I liked that idea. I imagined myself in a boxing ring with Sam, the flashbulbs going off as I stood above him, his body crumpled up on the ground. A real knockout by Jacob
s!
"I will."
"I made some more eggs and coffee if you want some. It's all waiting in the kitchen."
"Okay." I said. After the performance last night, eggs made by Jack sounded just fine.
"Are you gonna stay in Manhattan until the meeting? I have to go meet with an international distributor. Lexy's album is getting close to finished and so we've got to, uh, put it in people's hands."
I nodded and smiled. "I get it, Jack. Y'know, how selling a product works."
"You're such a smartass—and I love that." He walked toward me on the bed, leaning down and kissing me, his kiss harmonizing with the slow crawl of his fingers through my hair until they were gently massaging the nape of my neck.
Once again, I was feeling invincible.
"I've gotta go though," he said into my mouth, mid-kiss. "We can get something to eat after the meeting. Call me—well, if you can. We'll get your phone taken care of after we eat."
I smiled again. "Okay, Jack. See you later, then."

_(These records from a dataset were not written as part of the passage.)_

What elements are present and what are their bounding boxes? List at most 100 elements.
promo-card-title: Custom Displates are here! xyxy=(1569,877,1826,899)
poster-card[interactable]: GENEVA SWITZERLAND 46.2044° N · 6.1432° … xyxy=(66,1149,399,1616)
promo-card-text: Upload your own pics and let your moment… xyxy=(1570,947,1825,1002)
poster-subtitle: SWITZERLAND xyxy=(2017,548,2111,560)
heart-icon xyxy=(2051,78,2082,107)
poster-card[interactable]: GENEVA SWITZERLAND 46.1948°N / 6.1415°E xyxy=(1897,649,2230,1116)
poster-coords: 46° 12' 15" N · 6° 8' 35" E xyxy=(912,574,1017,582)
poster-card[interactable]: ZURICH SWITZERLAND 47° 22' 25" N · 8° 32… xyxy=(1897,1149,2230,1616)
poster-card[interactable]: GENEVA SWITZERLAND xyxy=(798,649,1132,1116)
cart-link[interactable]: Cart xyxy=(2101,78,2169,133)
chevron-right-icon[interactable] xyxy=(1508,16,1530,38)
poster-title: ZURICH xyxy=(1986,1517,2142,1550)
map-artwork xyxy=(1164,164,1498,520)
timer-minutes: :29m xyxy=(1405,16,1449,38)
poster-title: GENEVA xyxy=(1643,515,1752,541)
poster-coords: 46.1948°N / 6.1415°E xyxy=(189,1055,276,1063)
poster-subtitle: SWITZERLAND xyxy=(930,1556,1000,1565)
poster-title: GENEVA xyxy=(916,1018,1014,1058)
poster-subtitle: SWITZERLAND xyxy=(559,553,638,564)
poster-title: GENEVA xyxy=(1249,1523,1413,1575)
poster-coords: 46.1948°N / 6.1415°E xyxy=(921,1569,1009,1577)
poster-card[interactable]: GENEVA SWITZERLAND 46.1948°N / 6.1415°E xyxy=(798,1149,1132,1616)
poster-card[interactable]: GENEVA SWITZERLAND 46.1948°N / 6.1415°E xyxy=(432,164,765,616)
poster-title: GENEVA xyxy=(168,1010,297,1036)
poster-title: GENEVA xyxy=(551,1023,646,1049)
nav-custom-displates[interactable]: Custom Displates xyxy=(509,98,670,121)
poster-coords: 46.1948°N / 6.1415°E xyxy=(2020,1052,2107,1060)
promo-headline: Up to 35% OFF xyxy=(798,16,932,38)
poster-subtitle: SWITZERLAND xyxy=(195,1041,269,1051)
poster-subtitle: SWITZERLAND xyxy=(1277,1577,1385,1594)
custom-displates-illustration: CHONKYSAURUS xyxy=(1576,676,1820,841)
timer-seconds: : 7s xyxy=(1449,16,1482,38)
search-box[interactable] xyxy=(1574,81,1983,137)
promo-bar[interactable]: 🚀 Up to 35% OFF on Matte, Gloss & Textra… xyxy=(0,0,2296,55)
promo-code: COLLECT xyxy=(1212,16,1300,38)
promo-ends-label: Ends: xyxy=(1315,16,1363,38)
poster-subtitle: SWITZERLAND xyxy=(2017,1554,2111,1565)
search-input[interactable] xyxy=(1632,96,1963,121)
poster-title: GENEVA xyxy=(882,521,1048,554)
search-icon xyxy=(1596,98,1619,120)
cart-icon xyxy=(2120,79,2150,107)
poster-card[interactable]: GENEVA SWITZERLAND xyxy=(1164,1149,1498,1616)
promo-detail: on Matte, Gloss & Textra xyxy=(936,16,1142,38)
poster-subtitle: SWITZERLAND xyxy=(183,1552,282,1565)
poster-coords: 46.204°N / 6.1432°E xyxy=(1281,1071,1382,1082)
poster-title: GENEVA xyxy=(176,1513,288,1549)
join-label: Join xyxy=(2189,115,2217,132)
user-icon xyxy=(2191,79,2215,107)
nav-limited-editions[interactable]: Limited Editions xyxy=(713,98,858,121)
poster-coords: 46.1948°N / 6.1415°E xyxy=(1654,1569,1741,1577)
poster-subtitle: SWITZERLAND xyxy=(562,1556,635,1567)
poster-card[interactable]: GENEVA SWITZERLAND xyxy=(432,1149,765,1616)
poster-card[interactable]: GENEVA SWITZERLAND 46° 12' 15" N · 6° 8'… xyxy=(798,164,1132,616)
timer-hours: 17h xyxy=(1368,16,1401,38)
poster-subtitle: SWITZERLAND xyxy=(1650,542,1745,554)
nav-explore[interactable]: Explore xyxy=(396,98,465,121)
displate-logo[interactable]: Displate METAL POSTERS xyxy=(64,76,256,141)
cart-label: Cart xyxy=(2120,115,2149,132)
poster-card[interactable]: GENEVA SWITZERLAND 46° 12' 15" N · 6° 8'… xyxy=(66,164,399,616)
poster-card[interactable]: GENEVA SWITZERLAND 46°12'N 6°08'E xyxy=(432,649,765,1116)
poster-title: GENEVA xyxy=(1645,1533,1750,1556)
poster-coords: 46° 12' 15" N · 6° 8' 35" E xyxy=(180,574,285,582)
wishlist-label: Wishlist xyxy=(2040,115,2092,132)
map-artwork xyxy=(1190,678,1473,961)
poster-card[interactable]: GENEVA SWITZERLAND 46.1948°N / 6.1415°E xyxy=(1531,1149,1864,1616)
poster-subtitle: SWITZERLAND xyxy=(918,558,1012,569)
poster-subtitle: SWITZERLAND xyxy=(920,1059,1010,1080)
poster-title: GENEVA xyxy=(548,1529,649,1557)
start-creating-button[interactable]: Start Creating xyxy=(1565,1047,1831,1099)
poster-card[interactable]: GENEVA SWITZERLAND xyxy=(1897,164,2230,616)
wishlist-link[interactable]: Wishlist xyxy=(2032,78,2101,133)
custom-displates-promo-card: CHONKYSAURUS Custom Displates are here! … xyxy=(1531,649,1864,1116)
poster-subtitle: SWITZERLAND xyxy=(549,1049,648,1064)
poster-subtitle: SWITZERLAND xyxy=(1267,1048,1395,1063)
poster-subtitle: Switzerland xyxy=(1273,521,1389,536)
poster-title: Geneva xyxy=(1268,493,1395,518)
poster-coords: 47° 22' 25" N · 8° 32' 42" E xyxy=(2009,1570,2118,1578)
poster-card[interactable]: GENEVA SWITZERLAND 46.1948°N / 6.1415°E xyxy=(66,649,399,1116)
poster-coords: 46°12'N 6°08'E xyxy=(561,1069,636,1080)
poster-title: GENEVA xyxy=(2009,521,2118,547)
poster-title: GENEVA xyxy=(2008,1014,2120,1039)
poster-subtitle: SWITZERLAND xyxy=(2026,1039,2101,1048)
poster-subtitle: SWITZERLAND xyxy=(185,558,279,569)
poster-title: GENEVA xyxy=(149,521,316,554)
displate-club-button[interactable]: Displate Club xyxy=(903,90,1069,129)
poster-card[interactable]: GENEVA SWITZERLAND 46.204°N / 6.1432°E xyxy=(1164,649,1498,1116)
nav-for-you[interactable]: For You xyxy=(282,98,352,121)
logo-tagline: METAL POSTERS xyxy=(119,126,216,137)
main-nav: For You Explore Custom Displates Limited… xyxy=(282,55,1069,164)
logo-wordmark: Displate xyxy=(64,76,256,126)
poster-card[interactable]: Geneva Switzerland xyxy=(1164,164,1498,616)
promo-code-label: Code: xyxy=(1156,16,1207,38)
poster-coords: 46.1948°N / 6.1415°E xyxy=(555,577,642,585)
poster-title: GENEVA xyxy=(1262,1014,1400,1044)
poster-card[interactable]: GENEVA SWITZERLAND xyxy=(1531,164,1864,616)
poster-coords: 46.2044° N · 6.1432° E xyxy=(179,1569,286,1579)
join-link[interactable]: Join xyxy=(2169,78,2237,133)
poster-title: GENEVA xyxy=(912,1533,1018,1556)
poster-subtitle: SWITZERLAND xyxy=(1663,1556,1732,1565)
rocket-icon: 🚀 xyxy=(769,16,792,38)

His tie tied, his shirt crisp and unwrinkled, his posture impeccable, his looks beyond sexy, Jack headed toward the door. "I left you an extra key in the kitchen," he called. "It's by the coffee. I thought you'd actually notice it if it was there."
"Thank you!" I shouted back.
The door opened and closed and then he was gone.
I took a deep breath and relaxed; I wasn't going to get moving just yet. This afternoon was going to be interesting, so I needed to prepare myself mentally.
***
The fourth floor seemed so scary for some reason. I walked up the stairs quickly, sprinting past my usual floor as quickly as I could and then resuming my previous slower pace. I didn't want to see it or even remember how it looked at that moment. Too many memories. I was resolute about the decision and I didn't want anything to affect that.
I got to the long hallway, the fourth floor very different from the one I was used to. There were more individual offices, administrative sort of stuff. There were some boardrooms, but mostly just offices belonging to people with exclusive titles.
Room 45 popped into view, a boardroom with glass on both sides of the door. There were opened blinds that could be closed to quickly provide privacy if needed. Given my interactions with Sam, I hoped they would close them while I was here.